В комнате связи мы каждый день бываем, потому что по маме с папой я всё равно скучаю, и с ними поговорить мне ну просто обязательно надо. Особенно с мамой. Отец всё время говорит, чтобы я Анатолий Сергеевича слушался, и капитана, и вообще всех взрослых, и чтобы учился старательно. А мама волнуется, хорошо ли нас тут кормят, и не заболел ли я, и не сильно ли мне грустно. А я сказал, что мы обязательно вернёмся на Венеру, и что я с Земли маме какой-нибудь самый лучший в мире подарок привезу. И с Поллексеевной мы тоже связывались и с ребятами в группе. Я когда на экране в первый раз нашу школьную комнату увидел и ребят за столами со стороны, меня как будто укололо что-то. Но я виду не подал, а наоборот улыбнулся и всем замахал рукой. И мы с Сенькой потом минут пятнадцать всем рассказывали, какое всё тут в космосе не такое, как на Венере, и удивительное.
В общем, почти всё у нас с Сенькой в корабле было хорошо. Кроме одного. Нас почему-то с самого начала невзлюбил бортинженер, Борис Матвеевич. Он как только нас увидел, сразу же вместо «здравствуйте» сделал такое лицо, будто съел самое горькое в мире лекарство, вздохнул, а потом почему-то начал негромко ругаться. Хотя мы ещё ничего такого не делали. Нет, он даже скорее не ругаться начал, а будто сам с собой сердито разговаривать, причём заунывным таким и печальным басом:
– Ну вот. Здравствуйте. Только этого мне не хватало. Дети на борту. Конец света. Совершенно начальство с орбиты слетело. Да вы понимаете, что это космический корабль, а не детский сад, не парк с аттракционами и не прогулочная площадка в зоопарке? Вы понимаете, какое здесь оборудование, какие приборы, какая дисциплина нужна, какой порядок? И чья же была блестящая идея пустить эту безмозглую мелюзгу на борт? Чтоб я сразу знал, на кого жалобы руководству сочинять, если что?

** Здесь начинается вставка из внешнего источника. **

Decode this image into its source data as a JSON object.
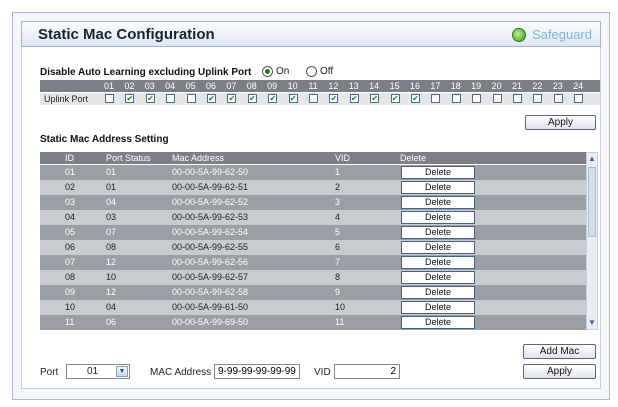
{
  "header": {
    "title": "Static Mac Configuration",
    "brand": "Safeguard"
  },
  "auto_learning": {
    "label": "Disable Auto Learning excluding Uplink Port",
    "on_label": "On",
    "off_label": "Off",
    "selected": "On"
  },
  "ports": {
    "row_label": "Uplink Port",
    "numbers": [
      "01",
      "02",
      "03",
      "04",
      "05",
      "06",
      "07",
      "08",
      "09",
      "10",
      "11",
      "12",
      "13",
      "14",
      "15",
      "16",
      "17",
      "18",
      "19",
      "20",
      "21",
      "22",
      "23",
      "24"
    ],
    "checked": [
      false,
      true,
      true,
      false,
      false,
      true,
      true,
      true,
      true,
      true,
      false,
      true,
      true,
      true,
      true,
      true,
      false,
      false,
      false,
      false,
      false,
      false,
      false,
      false
    ]
  },
  "apply_top_label": "Apply",
  "mac_setting": {
    "title": "Static Mac Address Setting",
    "columns": [
      "ID",
      "Port Status",
      "Mac Address",
      "VID",
      "Delete"
    ],
    "delete_label": "Delete",
    "rows": [
      {
        "id": "01",
        "port": "01",
        "mac": "00-00-5A-99-62-50",
        "vid": "1"
      },
      {
        "id": "02",
        "port": "01",
        "mac": "00-00-5A-99-62-51",
        "vid": "2"
      },
      {
        "id": "03",
        "port": "04",
        "mac": "00-00-5A-99-62-52",
        "vid": "3"
      },
      {
        "id": "04",
        "port": "03",
        "mac": "00-00-5A-99-62-53",
        "vid": "4"
      },
      {
        "id": "05",
        "port": "07",
        "mac": "00-00-5A-99-62-54",
        "vid": "5"
      },
      {
        "id": "06",
        "port": "08",
        "mac": "00-00-5A-99-62-55",
        "vid": "6"
      },
      {
        "id": "07",
        "port": "12",
        "mac": "00-00-5A-99-62-56",
        "vid": "7"
      },
      {
        "id": "08",
        "port": "10",
        "mac": "00-00-5A-99-62-57",
        "vid": "8"
      },
      {
        "id": "09",
        "port": "12",
        "mac": "00-00-5A-99-62-58",
        "vid": "9"
      },
      {
        "id": "10",
        "port": "04",
        "mac": "00-00-5A-99-61-50",
        "vid": "10"
      },
      {
        "id": "11",
        "port": "06",
        "mac": "00-00-5A-99-69-50",
        "vid": "11"
      }
    ]
  },
  "add_mac_label": "Add Mac",
  "form": {
    "port_label": "Port",
    "port_value": "01",
    "mac_label": "MAC Address",
    "mac_value": "9-99-99-99-99-99",
    "vid_label": "VID",
    "vid_value": "2"
  },
  "apply_bottom_label": "Apply",
  "colors": {
    "accent": "#3e9a17",
    "header_bg": "#dfe7f3",
    "table_header": "#7b7f86"
  }
}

Сеньке и мне тоже сразу очень обидно стало. Причём и капитан, и Сенькин папа Борис Матвеичу начали объяснять, что не просто так нас на Землю везут, и что совсем мы с Сенькой не безмозглая мелюзга. Только он даже слушать ничего не захотел, только рукой махнул:
– Да вот не надо мне никаких рассказов ни про какие подвиги ни на какой Венере! И не пытайтесь меня переубедить: нечего детям тут делать, от них одна сплошная головная боль. Я на Земле когда механиком на прогулочном теплоходе работал, я тогда ещё с мальчишками-пассажирами наплакался. Вот ты только отвернёшься – а мальчишка уже куда-нибудь влазит тихой сапой и начинает какие-нибудь кнопки нажимать, и такого натворит, что ты потом будешь месяц расхлёбывать, ремонтировать и объяснительные писать. Я тогда с флота в авиацию сбежал в гражданскую – и что? На третий же рейс к нам в грузовой отсек пробрался мальчишка, чуть не задохся не замёрз, скандалище был грандиозный. И кто оказался в итоге виноват? Я оказался в итоге виноват. Недоглядел, видите ли. Я даже в космос подался почему – потому что думал, что хотя бы там, то есть здесь, этой заразы никогда не будет. Никогда. И вот теперь. Помяните моё слово, товарищ капитан – это он к Михал Михалычу обращается – если хотите, чтобы мы до Земли долетели, этих диверсантов надо сразу в каюте закрыть, к койкам пристегнуть с руками вместе, запереть на ключ и никуда не выпускать. Тогда хоть какие-то шансы. А не запрёте – «Медведица» взорвётся аккуратно на полпути.
Тогда капитан за нас вступился и сказал, что бортинженер кругом неправ, что мы мальчишки вполне взрослые и умные, и что инструктаж по технике безопасности он с нами лично проводит, и что никаких проблем не будет. Только Борис Матвеевич все равно своё гнёт:
– Вы, товарищ капитан, как хотите, это как Вы скажете и под Вашу ответственность. И под Вашу тоже, уважаемый профессор Дымков. Но помяните моё слово: мальчишки – это хуже бомбы с часовым механизмом. Разве что пристегнуть и запереть. В общем, мне главное, чтобы у себя в приборно-агрегатном отсеке и в двигательном тоже я мальчишек не видел. Ни вдвоём, ни по одному, ни целиком, ни частями, ни даже мальчишеского уха в люке и вообще ни единого кусочка!